The Post and Courier, by The Post and Courier
Mike Pride, Pulitzer Prize Administrator (left), and Lee C. Bollinger, President of Columbia University (second from left), present the 2015 Public Service Prize to Jennifer Berry Hawes, Natalie Caula Hauff, Doug Pardue, Glenn Smith and Mitch Pugh (left to right) of The Post and Courier.
Winning Work
Lexington County unit strives to break the cycle of violence
Jan. 23, 2015
To the judges for the Pulitzer Prize for public service:
On Jan. 13, South Carolina’s attorney general joined powerful lawmakers, prosecutors and police in a “call to action” to enact long-needed reform to the state’s domestic violence laws. The goal: to end the bloodshed that has made the state one of the nation’s deadliest for women.
“This is the year we will make a difference,” House Speaker Jay Lucas told a crowd that packed the Statehouse Rotunda. “This is the year we finally will pass a comprehensive bill.”

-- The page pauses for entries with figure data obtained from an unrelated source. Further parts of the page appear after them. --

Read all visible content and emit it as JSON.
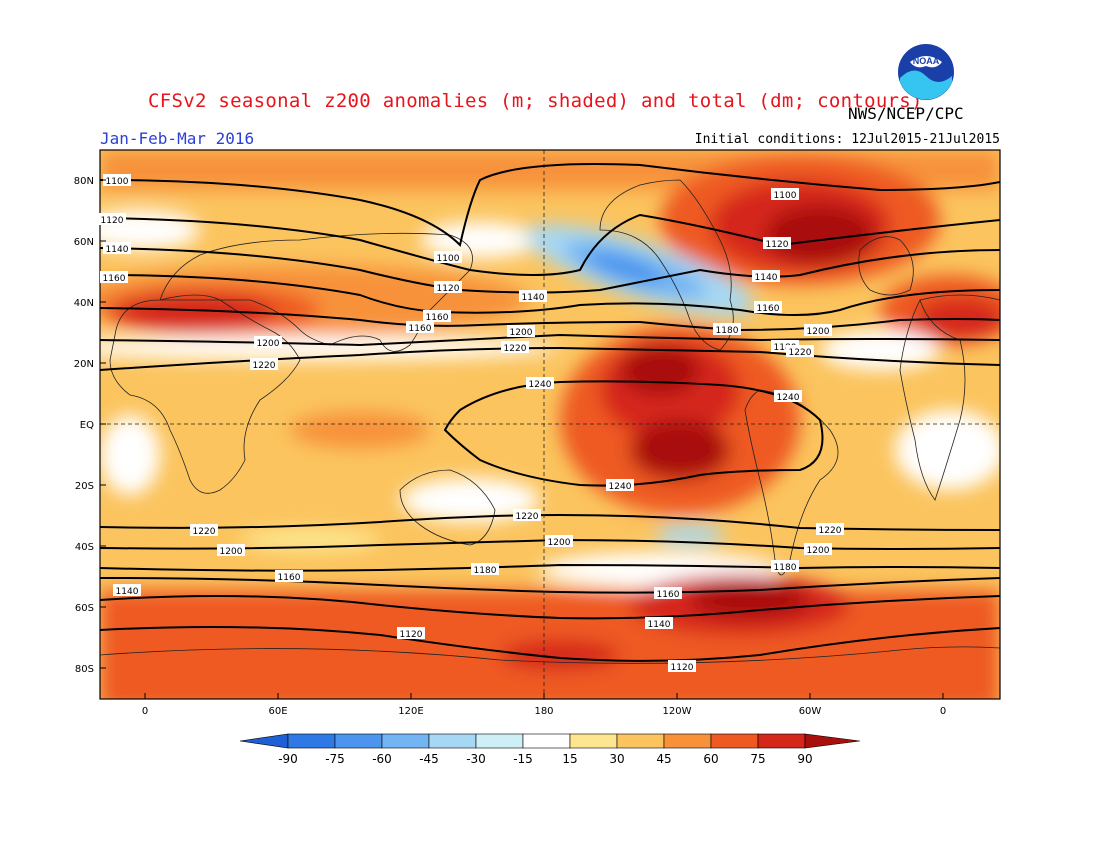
{
  "title": "CFSv2 seasonal z200 anomalies (m; shaded) and total (dm; contours)",
  "organization": "NWS/NCEP/CPC",
  "logo_text": "NOAA",
  "period": "Jan-Feb-Mar 2016",
  "initial_conditions": "Initial conditions: 12Jul2015-21Jul2015",
  "lat_labels": [
    "80N",
    "60N",
    "40N",
    "20N",
    "EQ",
    "20S",
    "40S",
    "60S",
    "80S"
  ],
  "lon_labels": [
    "0",
    "60E",
    "120E",
    "180",
    "120W",
    "60W",
    "0"
  ],
  "colorbar": {
    "labels": [
      "-90",
      "-75",
      "-60",
      "-45",
      "-30",
      "-15",
      "15",
      "30",
      "45",
      "60",
      "75",
      "90"
    ],
    "colors": [
      "#1e5fd4",
      "#2f79e6",
      "#4b95ee",
      "#73b4f2",
      "#a6d8f4",
      "#cdeff5",
      "#ffffff",
      "#fde68f",
      "#fbc45e",
      "#f7923a",
      "#ee5a22",
      "#d5261a",
      "#a9100d"
    ]
  },
  "contour_labels": [
    {
      "text": "1100"
    },
    {
      "text": "1100"
    },
    {
      "text": "1100"
    },
    {
      "text": "1120"
    },
    {
      "text": "1120"
    },
    {
      "text": "1120"
    },
    {
      "text": "1140"
    },
    {
      "text": "1140"
    },
    {
      "text": "1140"
    },
    {
      "text": "1160"
    },
    {
      "text": "1160"
    },
    {
      "text": "1160"
    },
    {
      "text": "1160"
    },
    {
      "text": "1180"
    },
    {
      "text": "1180"
    },
    {
      "text": "1200"
    },
    {
      "text": "1200"
    },
    {
      "text": "1200"
    },
    {
      "text": "1220"
    },
    {
      "text": "1220"
    },
    {
      "text": "1220"
    },
    {
      "text": "1240"
    },
    {
      "text": "1240"
    },
    {
      "text": "1240"
    },
    {
      "text": "1220"
    },
    {
      "text": "1220"
    },
    {
      "text": "1220"
    },
    {
      "text": "1200"
    },
    {
      "text": "1200"
    },
    {
      "text": "1200"
    },
    {
      "text": "1180"
    },
    {
      "text": "1180"
    },
    {
      "text": "1160"
    },
    {
      "text": "1160"
    },
    {
      "text": "1140"
    },
    {
      "text": "1140"
    },
    {
      "text": "1120"
    },
    {
      "text": "1120"
    }
  ]
}
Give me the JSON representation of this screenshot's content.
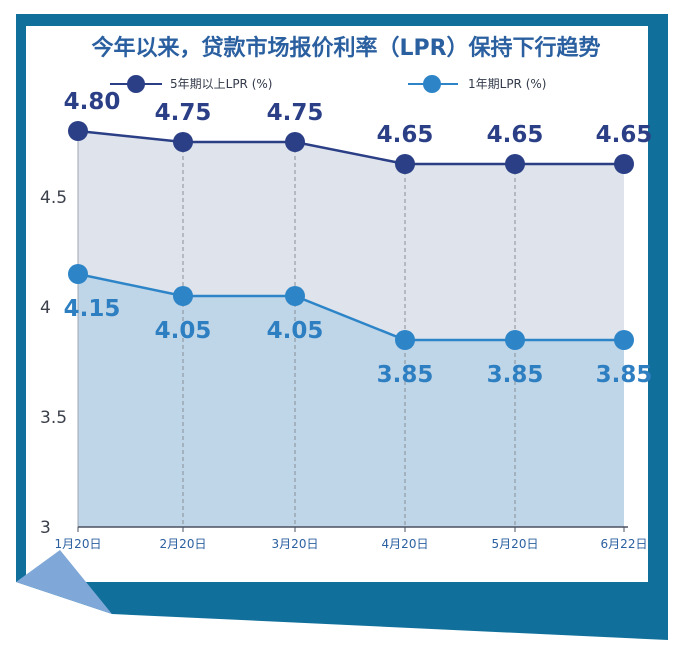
{
  "chart_data": {
    "type": "line",
    "title": "今年以来，贷款市场报价利率（LPR）保持下行趋势",
    "categories": [
      "1月20日",
      "2月20日",
      "3月20日",
      "4月20日",
      "5月20日",
      "6月22日"
    ],
    "y_ticks": [
      "3",
      "3.5",
      "4",
      "4.5"
    ],
    "ylim": [
      3,
      4.85
    ],
    "grid": "vertical dashed",
    "legend_position": "top",
    "series": [
      {
        "name": "5年期以上LPR (%)",
        "color": "#2b3f86",
        "fill": "#dfe3ec",
        "values": [
          4.8,
          4.75,
          4.75,
          4.65,
          4.65,
          4.65
        ],
        "labels": [
          "4.80",
          "4.75",
          "4.75",
          "4.65",
          "4.65",
          "4.65"
        ]
      },
      {
        "name": "1年期LPR (%)",
        "color": "#2d85c8",
        "fill": "#bfd5e8",
        "values": [
          4.15,
          4.05,
          4.05,
          3.85,
          3.85,
          3.85
        ],
        "labels": [
          "4.15",
          "4.05",
          "4.05",
          "3.85",
          "3.85",
          "3.85"
        ]
      }
    ]
  },
  "colors": {
    "frame": "#11709b",
    "accent_fold": "#7fa8d8",
    "title": "#2a5fa0"
  }
}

His words came just six months after a dozen reform bills on domestic violence died in the Legislature for lack of action, unable to muster enough interest to warrant up-or-down votes. This had been the fate of such bills for a decade.
What was the difference between this year and the past 10 years? In August, The Post and Courier published a five-part series, “Till Death Do Us Part,” which shamed lawmakers into action by exposing South Carolina as a state where more than 300 women had died in a decade’s time while its leaders did little to stem the violence. It’s a state where domestic abusers face a maximum of 30 days behind bars for brutalizing a wife or girlfriend but up to five years in prison for cruelty to a dog.
The series revealed numerous failings, including limited police training, inadequate laws, a lack of punishment, insufficient education for judges, a dearth of victim support and traditional beliefs about the sanctity of marriage that keep victims locked in the cycle of abuse. These factors combine in a corrosive stew that has made South Carolina one of the deadliest states in the nation for women at the hands of men since rankings began 17 years ago. The state topped the list three times and never fell from the deadliest 10.
From the beginning of our reporting, we worked to show domestic violence was not a problem isolated to a particular group or economic class. We took care to highlight victims and stories that demonstrated domestic abuse was a societal problem, cutting across all walks of life and generations.
We also realized there could be no foundation for change without understanding. So we worked to counter misconceptions about why victims stay with their abusers and why batterers brutalize the ones they love. We took pains to explain the many factors – generational, cultural, economic, psychological – that drive abuse, and the hurdles many women face in order to leave destructive relationships.
Reporting on the series began in September 2013 when the Violence Police Center in Washington, D.C., ranked South Carolina No. 1 in the nation in the rate of women killed by men. We formed a team of four reporters to take a deep look at why this was so and what could be done to reduce the carnage.
With computer training, financial assistance and advice from the Center for Investigative Reporting, the team compiled the first-ever database of those killed over the past decade, using police reports, court records, criminal rap sheets and other documents to plot the locations of killings, determine what had happened and look for commonalities and trends. We also studied conviction rates and plea deals, something our state judicial system does not track.
We knew some might question our findings or challenge the conclusions reached, so we took a position of utter transparency. Online, we linked every fact and statistic in the stories to the studies, reports and other source material from which they were derived. We made our database available to readers to check our methodology and run their own calculations. We did the same with court records and other electronic data we used. The result: We did not receive a single complaint about the accuracy or fairness of our report.
To the contrary, “Till Death Do Us Part” already has prompted swift and potentially sweeping action to curb our state’s staggering death toll from domestic violence. Both chambers of the Legislature quickly moved to draft comprehensive reforms to the state’s domestic violence laws that include tougher penalties and a firearms ban on convicted abusers. Legislators have fast-tracked these bills and have pledged to see them through to up-ordown votes.
Republican Gov. Nikki Haley has pledged support for the gun ban, and announced in December that she would form a statewide task force to work on curbing the state’s culture of abuse. Haley said she would formally create the taskforce by the end of this month. The state’s attorney general pledged to put more prosecutors in the field to handle domestic violence cases, and authorities in the Charleston area formed the state’s first domestic violence fatality review team to look for ways to prevent future killings.
The newspaper has written more than 40 follow-up stories to keep the issue before the public and lawmakers. Our entry package includes some of these follow-up stories as supplemental material to show the impact of the series on lawmakers and the public. The actual PDF entry includes a page showing thumbnails of the way the stories were presented in the newspaper followed by pages in two-column format for reading.
We nominate “Till Death Do Us Part” and reporters Doug Pardue, Glenn Smith, Jennifer Hawes and Natalie Caula Hauff for the Pulitzer Prize for a distinguished example of meritorious public service by a newspaper.